A Harmless Little Game (Harmless #1)(18)
I snort. “Yeah, I’ve noticed. You back away from doing lots of things.”
And with that, I wrench my arm out of his grasp and storm off to the garage, where I should be able to find a driver to take me into town for my coffee date.
Unless that’s changed, too.
Chapter 15
The Toast has remodeled its way into the twenty-first century. I have the driver go past it three times before he finally explains this is the only coffee shop in the seaside town where I grew up.
“Ms. Bosworth, this is it.” My driver’s name is Silas. Silas Gentian. He’s about my age, maybe a little older, with dark hair and bright blue eyes. They’re the kind of eyes that make you do a double take, so blue they’re almost washed out. He has impossibly long eyelashes and he looks terribly stupid wearing a chauffeur’s hat.
In a different time, I’d have found him hot and would flirt. Tease him about the hat.
Not now. Probably not ever.
Gone are the giant green vines from plants older than me, wrapped around wooden support beams.
Gone are the giant, silk tie-dye banners draped all over the sunny, light-filled coffee house.
Gone are the posters from Woodstock and The Grateful Dead and other bands from my dad’s era.
In its place is sleek stainless steel, mosaic walls, mood lighting in lampshades made from earth tones, and coffee that’s twice as expensive.

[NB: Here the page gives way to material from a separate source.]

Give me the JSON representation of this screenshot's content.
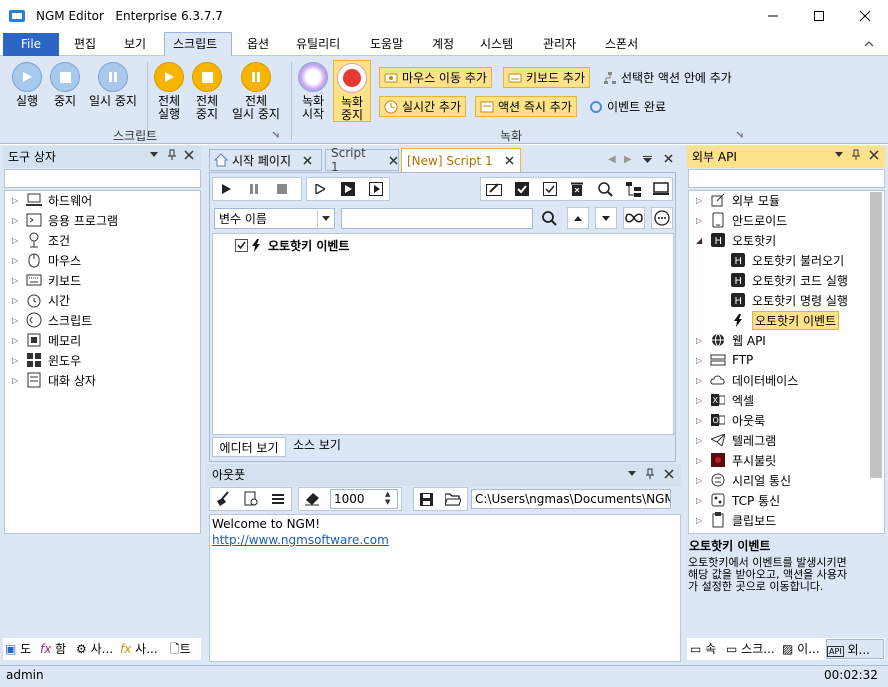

And, I must admit, as I take a sip of my latte—twice as good.
Jane is late. It’s two twenty and I’m starting to get nervous, wondering if I’m being stood up. Every cell of my skin feels like it’s humming, and I’m about as self-conscious as you can be. I have a prescription bottle of tranquilizers I can take if I ever get so anxious I feel like I’ll pass out. They’re in my purse, which I clutch against my hip like it’s a life preserver.
As I scan the coffee shop for the thousandth time, searching for Jane, I realize Silas is in a chair in the corner, sipping a coffee.
He’s scanning the room, too.
Chauffeur? How could I be so naive.
He’s my security detail.
I’m about to stand up, walk over to him, and ream him out when Jane bursts through the front door, looking frantic and disheveled. She whirls around and catches my eye, her expression morphing into a surprised joy.
“Lindsay!” she whispers, rushing to me, grabbing me in a hug that reeks of desperate relief.
Tears fill my eyes. Where do they come from? The bridge of my nose stings with the surprise of emotion, and our hug is genuine. My first year on the island, when I wasn’t heavily drugged, I begged to be allowed to talk to Jane. They told me it would be too traumatic for me. I was allowed to write letters, though. Jane wrote back. The letters were always short and perfunctory. Once, a sentence was blacked out.
See? Prison.
Jane never wrote another letter after that one. And I understood why, after I figured out how to decipher what the staff had hidden from me.
I have so, so many questions for Jane.
“You look great!” she gushes, her mouth next to my ear.
“How do you know? You can’t even see me. I don’t exist.”
We laugh wryly and hug each other even harder. I haven’t had anyone treat me like this in four years.
You know.
Like a normal human being you want to spend time with.
We pull away and I see she’s crying. She uses the pads of her fingers to wipe away the tears and preserve her make up.
She sniffs. Jane looks a lot like a younger version of Anya, only with long, wavy, brown hair that curls at the ends, right below her waist. She has an ethereal look to her, and is willow-thin, unlike me. I’m athletic and muscular, with a short waist and long legs. We’re a study in contrasts with my blonde, straight hair and brown eyes.
Plus, she hasn’t been penned up in a psychiatric institution for the past four years.
Details, details...
“Let me get a coffee and I’ll be right back!” she says, dashing off to the counter, waving her hands in front of her face to dry her tears as she orders a plain black coffee. In less than a minute, she’s back at the table with me, and she reaches for my hand, her eyes combing over my face, taking me in.
“You look so good,” she says, her voice catching. Something about the way she’s cataloging me puts me on alert.
“You, too. I love the way you did your eyes.” Jane uses a makeup technique like the singer Adele, to give her eyes a beautiful, bold look. She fits in perfectly here in this coffeehouse, a strange quasi-industrial throwback that looks like it fits in Seattle more than in this fake little elite town, with corrugated steel ceilings and distressed walls, stucco and concrete unpainted and slapped on seams with just enough haphazard precision to be a specific design. Long cords hang from the ceiling, large gears from factories woven in with lightbulbs.
She laughs. “I ruined it with my crying!” Her eyebrows turn in and she stares at me. “I just can’t believe—” Quickly, like a wet dog, she shakes her head. “Never mind.”
“What?”
“Nothing.”
“Say it.”
She waves her hand. “It’s not—”
I grab her wrist, maybe with a little too much urgency. Jane cringes and gives me a side glance that makes it clear I should let go.